Time to pick your learning partner


The Mirror

Cindy DeSimone wasn’t content to just send her two sons to the public school near her home.

She researched the elementary schools in the Federal Way Public Schools system and also considered private schools before requesting that her children attend Green Gables Elementary instead of Sherwood Forest.

DeSimone took advantage of the school district’s “choice” option for parents and guardians of students. While the district assigns students to schools based on where they live, the adults raising them can decide to send them to another public school in the district.

“It’s good that you have options at public schools,” DeSimone said.

Choice enrollment has been offered in the school district for several years, said Paula Curtis, the district’s choice coordinator.

Choice enrollment applications for secondary students are being accepted at the district’s main office through March 10. Elementary schools’ choice-enrollment is March 25 through May 10.

So far, there aren’t any openings at the high schools for next fall. If students apply to a school and there isn’t a seat for them, they are put on a waiting list. It’s first-come, first-serve.

Parents can apply to the choice system for any reason; the district doesn’t scrutinize the parent’s decision, officials said.

Choice enrollment allows a student to attend a school located outside the area a specific school serves. Students can even apply to other districts, but it’s more complicated than a choice application within a district. When Stadium High School in Tacoma closed for extensive remodeling, some of its students applied to Federal Way’s Todd Beamer High.

Choice enrollment - within a district or not - must be requested by the student’s parents or guardian.

The placement requires a minimum one-year commitment by the student, and requires they reapply as they advance from elementary school to middle school to high school.

Parents with elementary-aged children often opt for choice because the daycare service they have is close to a certain elementary school. Middle and high school students often request going to a certain school for academic reasons, Curtis said.

About 10 percent of the students in the district are “choice students” and that percentage has not changed much over the years, she said.

More than 1,100 elementary students are part of the choice program and more than 1,500 high school and middle school students chose to go to a school other than the one the district automatically selected for them. Much like the district has boundaries, all the schools have their own, smaller boundaries. Depending on where students live in relation to the boundaries determines the school they will go to in September. Unless they want to go to another school.
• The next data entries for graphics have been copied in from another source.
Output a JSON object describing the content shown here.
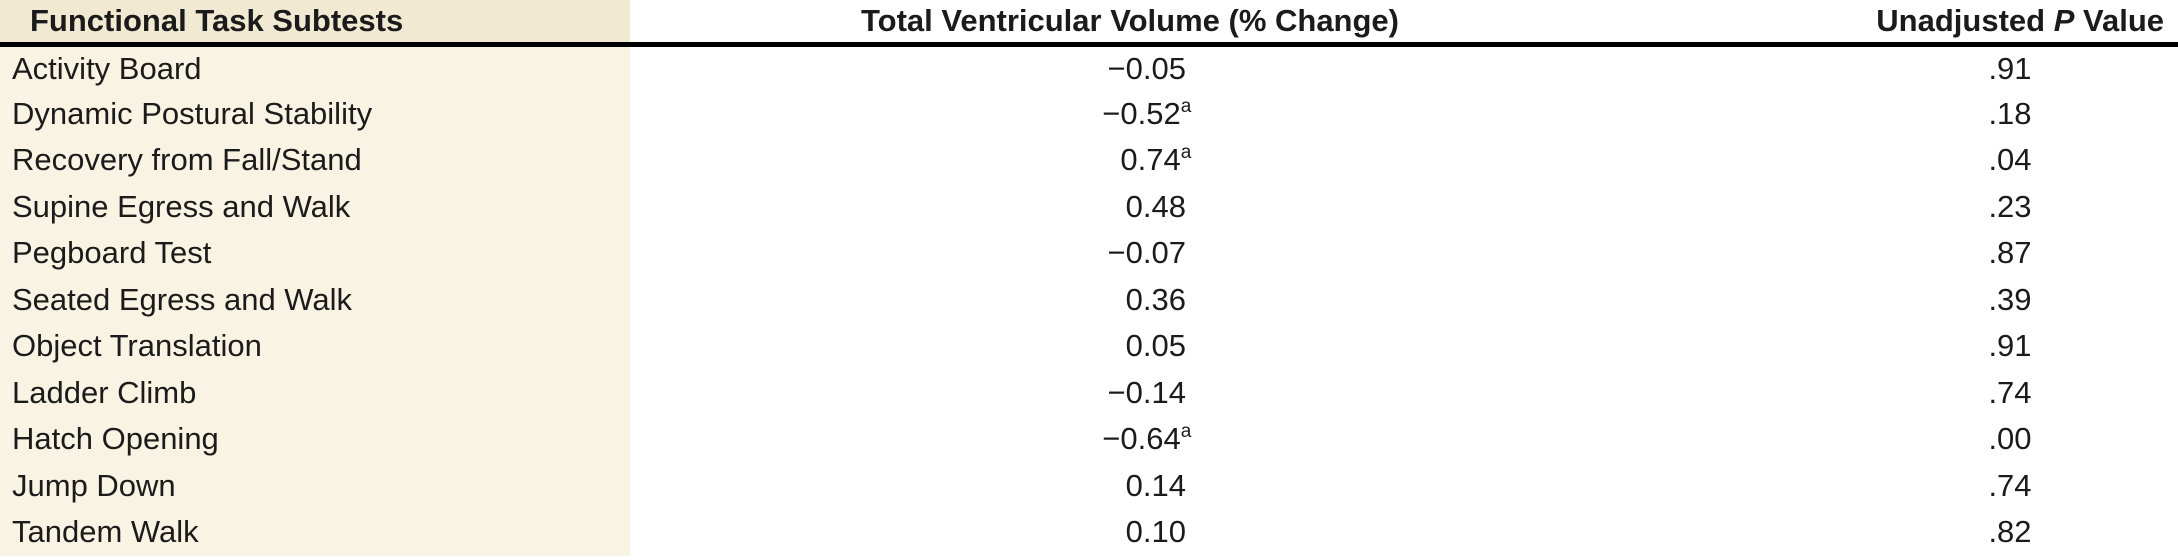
{
  "table": {
    "colors": {
      "header_col1_bg": "#f1e9d1",
      "body_col1_bg": "#f8f3e3",
      "rule": "#000000",
      "text": "#1b1b1b",
      "page_bg": "#ffffff"
    },
    "header": {
      "col1": "Functional Task Subtests",
      "col2": "Total Ventricular Volume (% Change)",
      "col3_part1": "Unadjusted ",
      "col3_italic": "P",
      "col3_part2": " Value"
    },
    "rows": [
      {
        "task": "Activity Board",
        "volume": "−0.05",
        "footnote": "",
        "p_value": ".91"
      },
      {
        "task": "Dynamic Postural Stability",
        "volume": "−0.52",
        "footnote": "a",
        "p_value": ".18"
      },
      {
        "task": "Recovery from Fall/Stand",
        "volume": "0.74",
        "footnote": "a",
        "p_value": ".04"
      },
      {
        "task": "Supine Egress and Walk",
        "volume": "0.48",
        "footnote": "",
        "p_value": ".23"
      },
      {
        "task": "Pegboard Test",
        "volume": "−0.07",
        "footnote": "",
        "p_value": ".87"
      },
      {
        "task": "Seated Egress and Walk",
        "volume": "0.36",
        "footnote": "",
        "p_value": ".39"
      },
      {
        "task": "Object Translation",
        "volume": "0.05",
        "footnote": "",
        "p_value": ".91"
      },
      {
        "task": "Ladder Climb",
        "volume": "−0.14",
        "footnote": "",
        "p_value": ".74"
      },
      {
        "task": "Hatch Opening",
        "volume": "−0.64",
        "footnote": "a",
        "p_value": ".00"
      },
      {
        "task": "Jump Down",
        "volume": "0.14",
        "footnote": "",
        "p_value": ".74"
      },
      {
        "task": "Tandem Walk",
        "volume": "0.10",
        "footnote": "",
        "p_value": ".82"
      }
    ]
  }
}
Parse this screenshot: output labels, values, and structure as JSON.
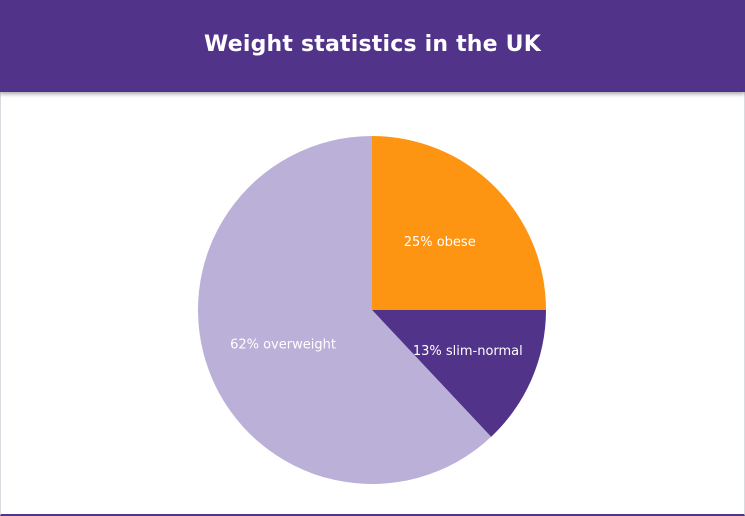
{
  "header": {
    "title": "Weight statistics in the UK"
  },
  "colors": {
    "header_bg": "#52338a",
    "background": "#ffffff"
  },
  "chart_data": {
    "type": "pie",
    "title": "Weight statistics in the UK",
    "start_angle_deg": 0,
    "direction": "clockwise",
    "slices": [
      {
        "label": "25% obese",
        "value": 25,
        "color": "#fd9512"
      },
      {
        "label": "13% slim-normal",
        "value": 13,
        "color": "#52338a"
      },
      {
        "label": "62% overweight",
        "value": 62,
        "color": "#bbb0d8"
      }
    ]
  }
}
Two schools in the district are strictly choice schools - Federal Way Public Academy and Truman High School. Parents have to sign their children up to get in to those programs.

There are some potential downsides to choice enrollment. The district does not provide transportation for choice students. If they can get to a bus stop that serves their school - and there is space on the bus - then choice students can ride the bus to school.

But they are the first ones off the bus if a student in the service area needs the seat, Curtis said.

It used to be parents only had to apply for choice once - say at the beginning of their child’s elementary education in the district - and determine where their student would go to school for the rest of their time. But that changed a few years ago. Now, as students move from elementary to middle school and then high school they have to reapply for choice.

Going the choice route can be a bit stressful, Curtis said. The 62 students selected from the 300 or so applicants for Public Academy were drawn from a hat. It can mean some families find out only a few weeks before school starts where their child will go.

Kerri Hofmann’s three children all use choice enrollment. She was initially nervous, especially with waiting through the summer to find out where her kids were going to be in September. Her oldest daughter and son attend Decatur High School instead of Federal Way High. The family was mentally prepared for Decatur, she said, but when the boundaries for the high schools changed with the addition of Todd Beamer, the Hofmanns were switched to FWHS. But her daughter’s friends were still going to attend Gatorville and she was interested in Decatur’s horticulture program.

Priority is given to siblings of students already attending a school by choice. Hofmann’s son entered Decatur as a freshman this year because his older sister was a student.

“So far, it’s worked really well for us,” Hofmann said.